U.S. Stocks Zigzagged Early Friday

U.S. stocks zigzagged early Friday in a report better than expected jobs were not enough investors calm. The Dow Jones Industrial Average was recently down 8 points, or 0.1%, and 11 376 in volatile trade. Blue-chip index rose 171 points to the beginning of negotiations, but has lost all its profits in the first half hour of trading. Then it was restored after more than 70 percentage points less.

The Dow Jones fell 512 points Thursday, its biggest drop since December 1, 2008. It is in the red for the year and fell more than 10% below the closing high of 2011 in April, putting it squarely in the territory as the correction.

The Standard & Poor's 500 index fell 2 points, or 0.1% in 1198, led by financial stocks and low tech. Technology-oriented Nasdaq Composite lost 12 points, or 0.5%, to 2544, trade in the tender.

The action comes as the U.S. economy created 117,000 jobs last month was more than economists expected. The unemployment rate edged lower to 9.1%, which should help alleviate concerns that the next recession could be around the corner. Recent reports have shown a decline in private consumption, a slowing manufacturing sector and economic growth sluggish.

"One of the nice number is not enough to change the feelings in this moment," the president said Ted Weisberg Seaport Securities. "People are scared and do not want to take the risk off the table."

Investors had come to trading Friday with bated breath after roller coaster week, during which many began to lose confidence in the ability and willingness to include the governments of flood crisis.

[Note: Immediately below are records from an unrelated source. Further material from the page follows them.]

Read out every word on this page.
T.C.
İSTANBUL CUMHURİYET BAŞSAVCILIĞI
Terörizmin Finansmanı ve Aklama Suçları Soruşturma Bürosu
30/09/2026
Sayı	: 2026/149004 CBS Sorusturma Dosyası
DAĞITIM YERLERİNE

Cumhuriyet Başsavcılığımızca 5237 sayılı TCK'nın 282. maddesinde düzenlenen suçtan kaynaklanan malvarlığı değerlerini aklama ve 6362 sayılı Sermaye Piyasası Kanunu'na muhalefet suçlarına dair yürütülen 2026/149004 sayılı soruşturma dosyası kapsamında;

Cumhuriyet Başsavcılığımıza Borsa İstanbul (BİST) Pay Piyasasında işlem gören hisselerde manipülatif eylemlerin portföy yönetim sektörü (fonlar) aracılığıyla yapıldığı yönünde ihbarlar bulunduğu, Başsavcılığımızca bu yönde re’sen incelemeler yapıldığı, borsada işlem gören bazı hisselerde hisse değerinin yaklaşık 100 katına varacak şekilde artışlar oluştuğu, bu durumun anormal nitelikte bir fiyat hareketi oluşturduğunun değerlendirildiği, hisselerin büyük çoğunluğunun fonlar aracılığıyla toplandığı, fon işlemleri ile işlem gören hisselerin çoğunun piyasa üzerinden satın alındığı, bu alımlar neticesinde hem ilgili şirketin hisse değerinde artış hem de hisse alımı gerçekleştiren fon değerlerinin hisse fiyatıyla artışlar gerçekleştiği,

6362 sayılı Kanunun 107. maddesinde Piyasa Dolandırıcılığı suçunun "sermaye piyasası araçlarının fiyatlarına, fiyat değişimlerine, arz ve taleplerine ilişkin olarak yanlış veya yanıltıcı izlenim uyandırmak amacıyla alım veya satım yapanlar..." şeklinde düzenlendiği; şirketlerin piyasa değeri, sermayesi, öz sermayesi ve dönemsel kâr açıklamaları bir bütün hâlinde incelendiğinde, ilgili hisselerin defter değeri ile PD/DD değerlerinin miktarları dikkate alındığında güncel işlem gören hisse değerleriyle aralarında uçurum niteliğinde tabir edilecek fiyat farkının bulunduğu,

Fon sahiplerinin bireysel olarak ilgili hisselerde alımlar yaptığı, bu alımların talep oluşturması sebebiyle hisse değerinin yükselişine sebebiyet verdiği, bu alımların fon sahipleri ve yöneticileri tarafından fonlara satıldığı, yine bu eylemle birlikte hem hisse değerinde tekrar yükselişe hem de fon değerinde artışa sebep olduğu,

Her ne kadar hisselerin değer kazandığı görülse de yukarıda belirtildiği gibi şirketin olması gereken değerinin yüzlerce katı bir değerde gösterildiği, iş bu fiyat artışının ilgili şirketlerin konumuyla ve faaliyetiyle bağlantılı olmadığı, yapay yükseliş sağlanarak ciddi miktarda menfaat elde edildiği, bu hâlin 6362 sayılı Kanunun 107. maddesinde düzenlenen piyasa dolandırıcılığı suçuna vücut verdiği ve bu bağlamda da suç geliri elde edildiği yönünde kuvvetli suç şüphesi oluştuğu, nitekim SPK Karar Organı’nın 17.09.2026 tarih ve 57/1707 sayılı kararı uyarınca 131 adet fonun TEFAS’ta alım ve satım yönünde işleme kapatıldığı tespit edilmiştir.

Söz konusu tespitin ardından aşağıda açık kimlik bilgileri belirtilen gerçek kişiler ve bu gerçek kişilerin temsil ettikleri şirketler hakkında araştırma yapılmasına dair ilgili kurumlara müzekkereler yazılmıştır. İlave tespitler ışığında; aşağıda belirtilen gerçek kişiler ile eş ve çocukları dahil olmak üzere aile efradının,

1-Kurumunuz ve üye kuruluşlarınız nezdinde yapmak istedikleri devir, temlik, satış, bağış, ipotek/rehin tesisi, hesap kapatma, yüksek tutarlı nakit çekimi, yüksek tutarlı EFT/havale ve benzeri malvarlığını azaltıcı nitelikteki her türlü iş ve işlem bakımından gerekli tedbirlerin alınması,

European leaders are trying to expand the debt crisis, which began in Greece and spread to Italy and Spain. Previously, the bailout is now the greek seems to be insufficient. There are increasing concerns of European banks and their heavy investments in tax debt in big trouble.

Foreign markets, Europe was about to sell the European Stoxx 600 index hitting its lowest in over a year. Asian stock markets were sharply lower.

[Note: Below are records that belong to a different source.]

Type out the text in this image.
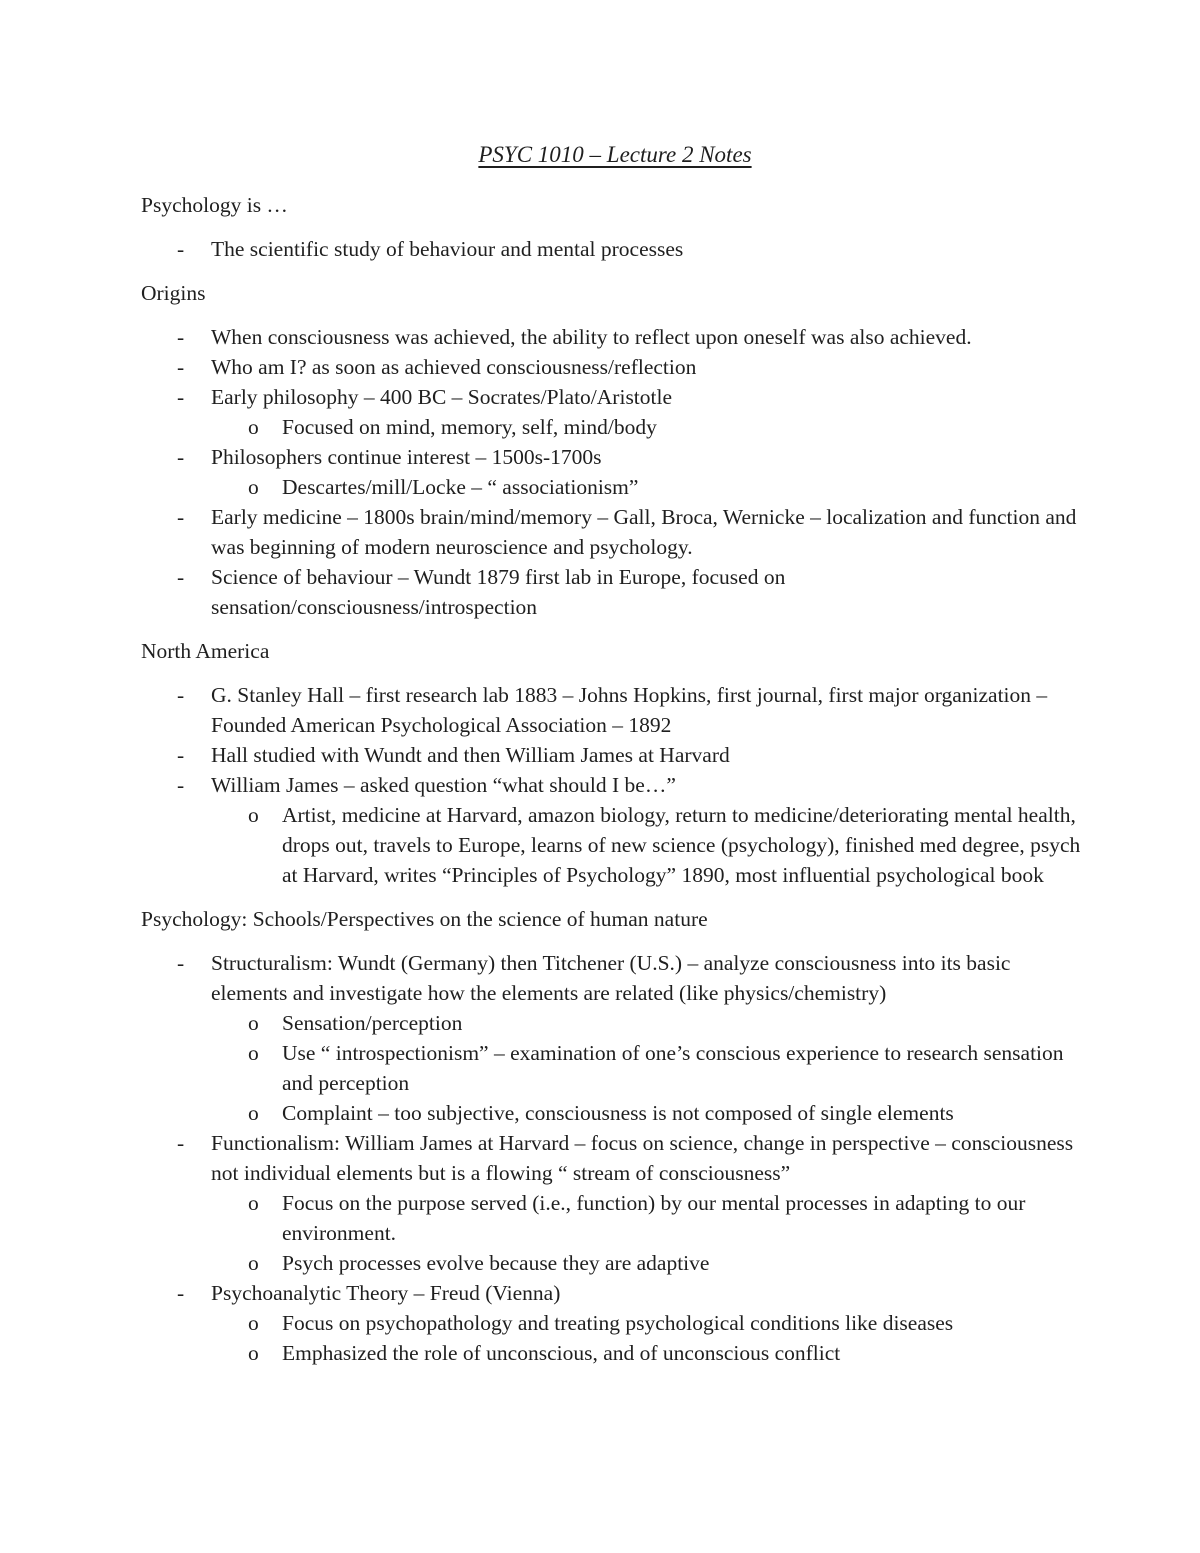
PSYC 1010 – Lecture 2 Notes
Psychology is …
- The scientific study of behaviour and mental processes
Origins
- When consciousness was achieved, the ability to reflect upon oneself was also achieved.
- Who am I? as soon as achieved consciousness/reflection
- Early philosophy – 400 BC – Socrates/Plato/Aristotle
o Focused on mind, memory, self, mind/body
- Philosophers continue interest – 1500s-1700s
o Descartes/mill/Locke – “ associationism”
- Early medicine – 1800s brain/mind/memory – Gall, Broca, Wernicke – localization and function and was beginning of modern neuroscience and psychology.
- Science of behaviour – Wundt 1879 first lab in Europe, focused on sensation/consciousness/introspection
North America
- G. Stanley Hall – first research lab 1883 – Johns Hopkins, first journal, first major organization – Founded American Psychological Association – 1892
- Hall studied with Wundt and then William James at Harvard
- William James – asked question “what should I be…”
o Artist, medicine at Harvard, amazon biology, return to medicine/deteriorating mental health, drops out, travels to Europe, learns of new science (psychology), finished med degree, psych at Harvard, writes “Principles of Psychology” 1890, most influential psychological book
Psychology: Schools/Perspectives on the science of human nature
- Structuralism: Wundt (Germany) then Titchener (U.S.) – analyze consciousness into its basic elements and investigate how the elements are related (like physics/chemistry)
o Sensation/perception
o Use “ introspectionism” – examination of one’s conscious experience to research sensation and perception
o Complaint – too subjective, consciousness is not composed of single elements
- Functionalism: William James at Harvard – focus on science, change in perspective – consciousness not individual elements but is a flowing “ stream of consciousness”
o Focus on the purpose served (i.e., function) by our mental processes in adapting to our environment.
o Psych processes evolve because they are adaptive
- Psychoanalytic Theory – Freud (Vienna)
o Focus on psychopathology and treating psychological conditions like diseases
o Emphasized the role of unconscious, and of unconscious conflict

Not a single catalyst for a downdraft on Thursday, traders said. Rather, it reflects the concern that many have increased over the past month and culminated this week. Concern about a U.S. default shall be settled by a last-minute solution to raise the debt limit of the country Tuesday, have given way to more fears about the health of the failing economy.

Although the work report is a bright spot among the gloomy economic data in the U.S., some investors warned that it could be a temporary salve underlying concerns that the economy could be heading for a double dip recession.

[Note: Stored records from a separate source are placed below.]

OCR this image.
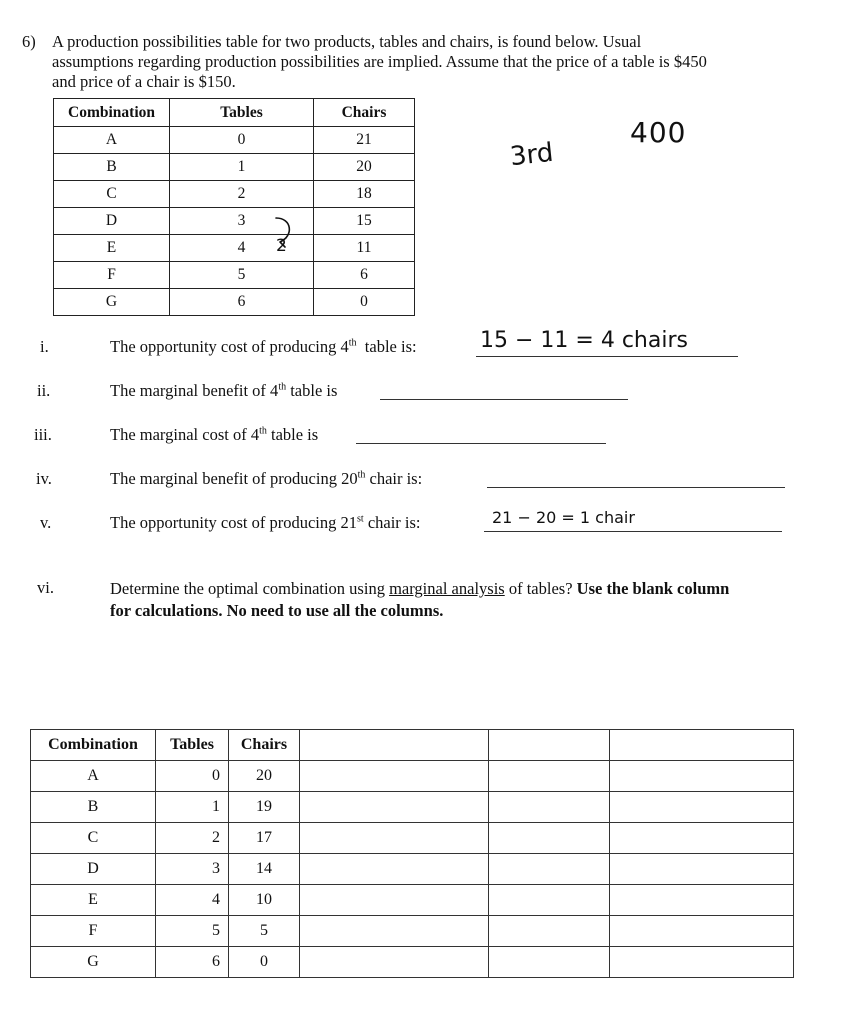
6) A production possibilities table for two products, tables and chairs, is found below. Usual
assumptions regarding production possibilities are implied. Assume that the price of a table is $450
and price of a chair is $150.
Combination	Tables	Chairs
A	0	21
B	1	20
C	2	18
D	3	15
E	4	11
F	5	6
G	6	0
2
3rd
400
i.	The opportunity cost of producing 4th  table is:	15 − 11 = 4 chairs
ii.	The marginal benefit of 4th table is
iii.	The marginal cost of 4th table is
iv.	The marginal benefit of producing 20th chair is:
v.	The opportunity cost of producing 21st chair is:	21 − 20 = 1 chair
vi.	Determine the optimal combination using marginal analysis of tables? Use the blank column
for calculations. No need to use all the columns.
Combination	Tables	Chairs			
A	0	20			
B	1	19			
C	2	17			
D	3	14			
E	4	10			
F	5	5			
G	6	0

"The market is still quite shocked and panic mode," said Binky Chadha, chief U.S. equity strategist at Deutsche Bank. "Our view is encouraged by today's employment, but this data does not break the panic."

Investors are also questionable how much longer the last run of strong corporate results to continue. In the midst of other disorders, corporate profits have been rare bright spot.

Thursday's killing of the Dow stocks was the ninth session in the last 10 years. With losses of 11.1% of 2.011 high hit in April, the index has entered the territory of the correction officer.

In new business, jumped from Procter & Gamble Co. 's earnings in the fourth fiscal quarter of 15% as sales increased worldwide. But the world's largest consumer goods company has been prudent in the current quarter, where price increases have not caught up with rising costs. Shares rose 0.6%.

Priceline.com Inc. surged 10% after the company's online travel services reported second quarter results and outlook for the third quarter were better than expected.

LinkedIn Corp. second quarter profit rose 5.1% on strong revenue growth as the professional networking site added subscribers, a display performance for the company quarterly earnings since going public. Stocks erased morning gains and were recently down 1.6%.